The authors randomly assigned 279 patients with anterior STEMI who had undergone primary PCI to receive, in a 1:1 ratio, low-dose rivaroxaban (2.5 mg twice daily for 30 days) and DAPT or only DAPT.

The primary efficacy outcome was the LVT formation within 30 days. Net clinical adverse events were assessed at 30 days and 180 days, including all-cause mortality, LVT, systemic embolism, rehospitalization for cardiovascular events, and bleeding.

The addition of low-dose rivaroxaban to DAPT reduced LVT formation within 30 days compared with only DAPT (0.7% vs 8.6). Net clinical adverse events were lower within 30 days in the rivaroxaban group versus those in the only DAPT group and remained relatively low throughout the follow-up period.

There were no significant differences in bleeding events between the 2 groups in 30 days and 180 days.

Due to poor outcomes after left ventricular thrombosis, estimating the risk of thrombus formation and embolization as well as the utility of prophylactic treatment remains critical. The net clinical benefit was measured by the composite of NACEs in this trial. The composite, which included all-cause mortality, LVT, SE, rehospitalization for cardiovascular events, and bleeding, favored the addition of rivaroxaban to DAPT in patients with anterior STEMI in the short duration.
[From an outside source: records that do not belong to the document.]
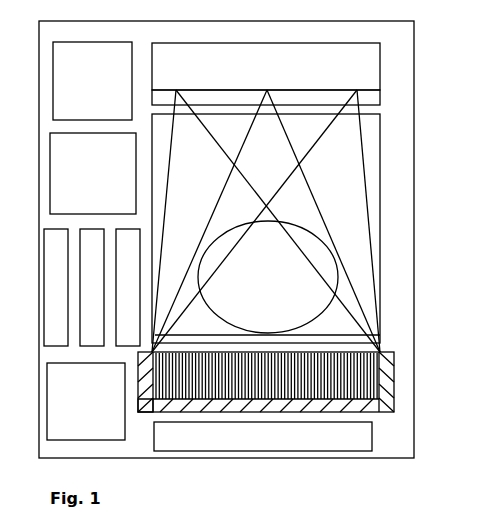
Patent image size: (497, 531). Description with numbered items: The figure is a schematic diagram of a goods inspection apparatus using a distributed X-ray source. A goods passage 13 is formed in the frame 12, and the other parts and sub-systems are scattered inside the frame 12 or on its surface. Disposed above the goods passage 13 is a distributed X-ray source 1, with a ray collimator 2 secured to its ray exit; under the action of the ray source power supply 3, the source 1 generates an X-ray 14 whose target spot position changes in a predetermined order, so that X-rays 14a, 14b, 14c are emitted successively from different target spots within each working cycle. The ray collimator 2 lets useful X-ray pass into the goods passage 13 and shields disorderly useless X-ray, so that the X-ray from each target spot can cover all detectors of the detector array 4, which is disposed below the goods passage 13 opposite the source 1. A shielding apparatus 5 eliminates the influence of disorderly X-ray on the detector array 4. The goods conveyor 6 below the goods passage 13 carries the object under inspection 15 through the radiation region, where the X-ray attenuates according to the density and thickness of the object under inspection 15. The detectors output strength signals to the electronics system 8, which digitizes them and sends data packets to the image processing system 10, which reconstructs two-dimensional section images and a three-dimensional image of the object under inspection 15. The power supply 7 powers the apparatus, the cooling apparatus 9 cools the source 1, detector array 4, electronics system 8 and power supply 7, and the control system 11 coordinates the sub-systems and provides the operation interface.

The distributed X-ray source 1 is at (266, 66).
The ray collimator 2 is at (367, 98).
The ray source power supply 3 is at (92, 81).
The detector array 4 is at (357, 390).
The shielding apparatus 5 is at (144, 402).
The goods conveyor 6 is at (341, 335).
The power supply 7 is at (86, 401).
The electronics system 8 is at (128, 287).
The cooling apparatus 9 is at (92, 287).
The image processing system 10 is at (56, 287).
The control system 11 is at (93, 173).
The frame 12 is at (413, 200).
The goods passage 13 is at (380, 135).
The X-ray 14 is at (266, 221).
The X-ray 14a is at (174, 119).
The X-ray 14b is at (252, 125).
The X-ray 14c is at (330, 127).
The object under inspection 15 is at (268, 277).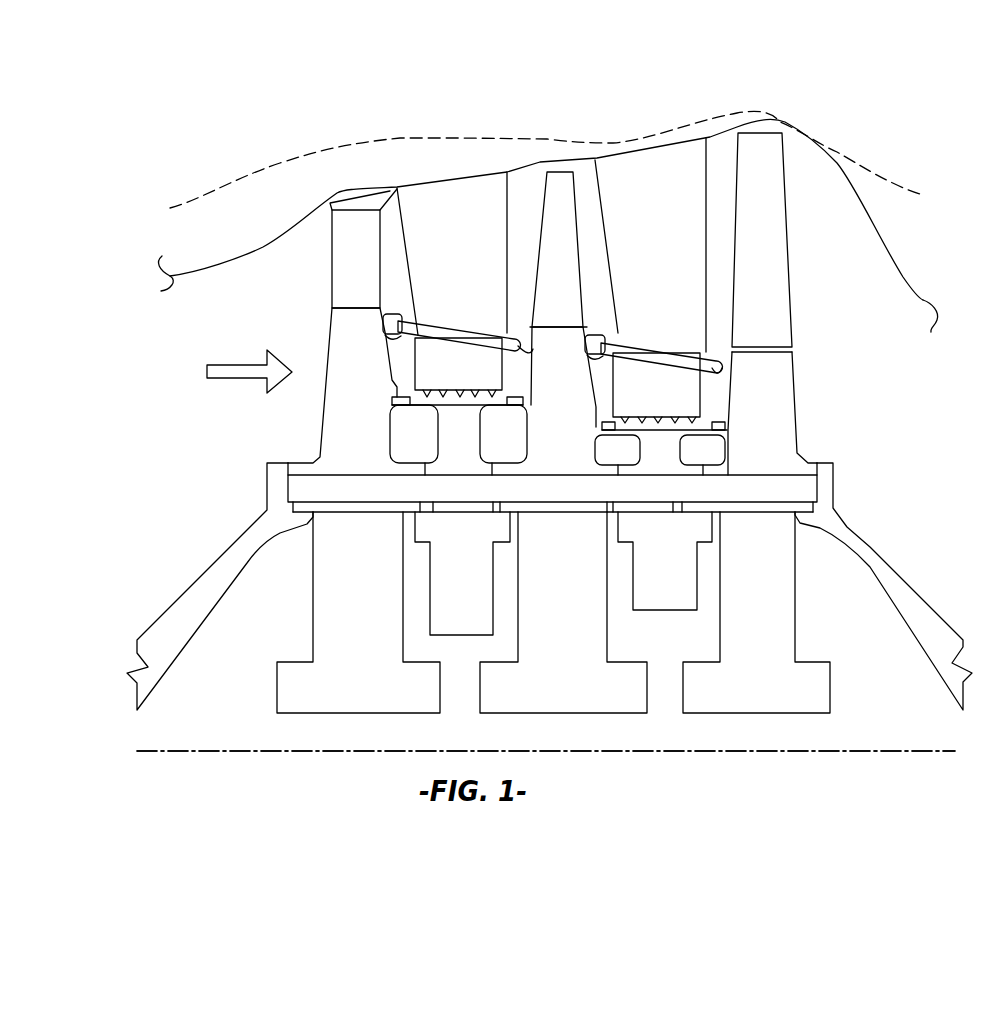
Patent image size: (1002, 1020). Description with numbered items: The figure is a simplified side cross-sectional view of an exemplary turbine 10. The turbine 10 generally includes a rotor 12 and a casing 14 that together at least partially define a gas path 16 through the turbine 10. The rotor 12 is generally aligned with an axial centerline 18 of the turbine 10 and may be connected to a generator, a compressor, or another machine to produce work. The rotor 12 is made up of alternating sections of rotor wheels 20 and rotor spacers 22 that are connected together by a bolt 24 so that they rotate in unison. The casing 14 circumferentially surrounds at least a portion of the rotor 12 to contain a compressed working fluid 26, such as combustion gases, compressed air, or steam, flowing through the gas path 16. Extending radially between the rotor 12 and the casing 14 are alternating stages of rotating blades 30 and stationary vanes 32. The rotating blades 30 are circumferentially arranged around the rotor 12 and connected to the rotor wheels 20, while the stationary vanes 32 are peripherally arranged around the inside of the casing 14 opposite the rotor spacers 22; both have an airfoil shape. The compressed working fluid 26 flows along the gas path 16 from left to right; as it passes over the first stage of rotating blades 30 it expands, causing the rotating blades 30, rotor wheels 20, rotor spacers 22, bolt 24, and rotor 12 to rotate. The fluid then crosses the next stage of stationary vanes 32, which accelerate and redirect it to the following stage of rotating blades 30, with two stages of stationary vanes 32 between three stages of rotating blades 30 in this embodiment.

The turbine 10 is at (278, 165).
The rotor 12 is at (719, 765).
The casing 14 is at (840, 174).
The gas path 16 is at (284, 330).
The axial centerline 18 is at (938, 753).
The rotor wheels 20 is at (347, 432).
The rotor spacers 22 is at (446, 447).
The bolt 24 is at (769, 475).
The compressed working fluid 26 is at (237, 371).
The rotating blades 30 is at (345, 245).
The stationary vanes 32 is at (452, 233).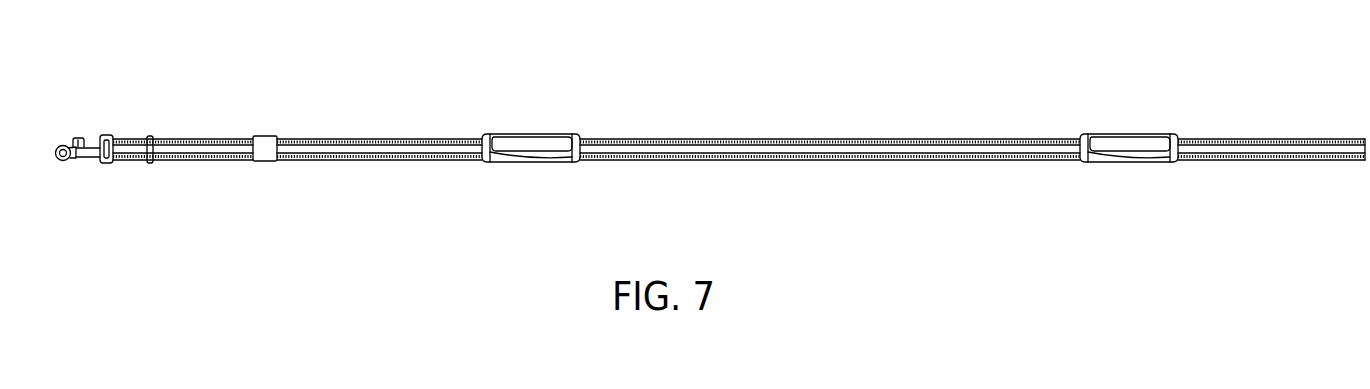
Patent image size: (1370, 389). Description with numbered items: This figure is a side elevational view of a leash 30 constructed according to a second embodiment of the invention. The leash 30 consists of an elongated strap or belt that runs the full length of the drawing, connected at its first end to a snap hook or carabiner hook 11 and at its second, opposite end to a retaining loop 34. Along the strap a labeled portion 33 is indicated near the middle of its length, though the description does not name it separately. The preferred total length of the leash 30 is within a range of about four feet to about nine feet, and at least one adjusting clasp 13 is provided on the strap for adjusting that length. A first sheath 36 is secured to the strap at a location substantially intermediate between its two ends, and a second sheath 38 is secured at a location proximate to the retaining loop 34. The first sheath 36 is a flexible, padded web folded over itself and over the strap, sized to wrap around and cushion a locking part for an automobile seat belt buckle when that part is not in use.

The snap hook 11 is at (71, 162).
The adjusting clasp 13 is at (262, 135).
The leash 30 is at (739, 186).
The top edge of strap 33 is at (787, 139).
The retaining loop 34 is at (1235, 161).
The first sheath 36 is at (541, 116).
The second sheath 38 is at (1133, 116).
Further studies are required to elucidate the mechanisms by which rivaroxaban favorably influences LVT formation in patients with anterior STEMI who had undergone interventional treatments. The duration of anticoagulation also needs to be further determined. But nonetheless, this study has shown a way forward for one of the most perplexing clinical situations i.e. how to provide thromboprophylaxis for LVT.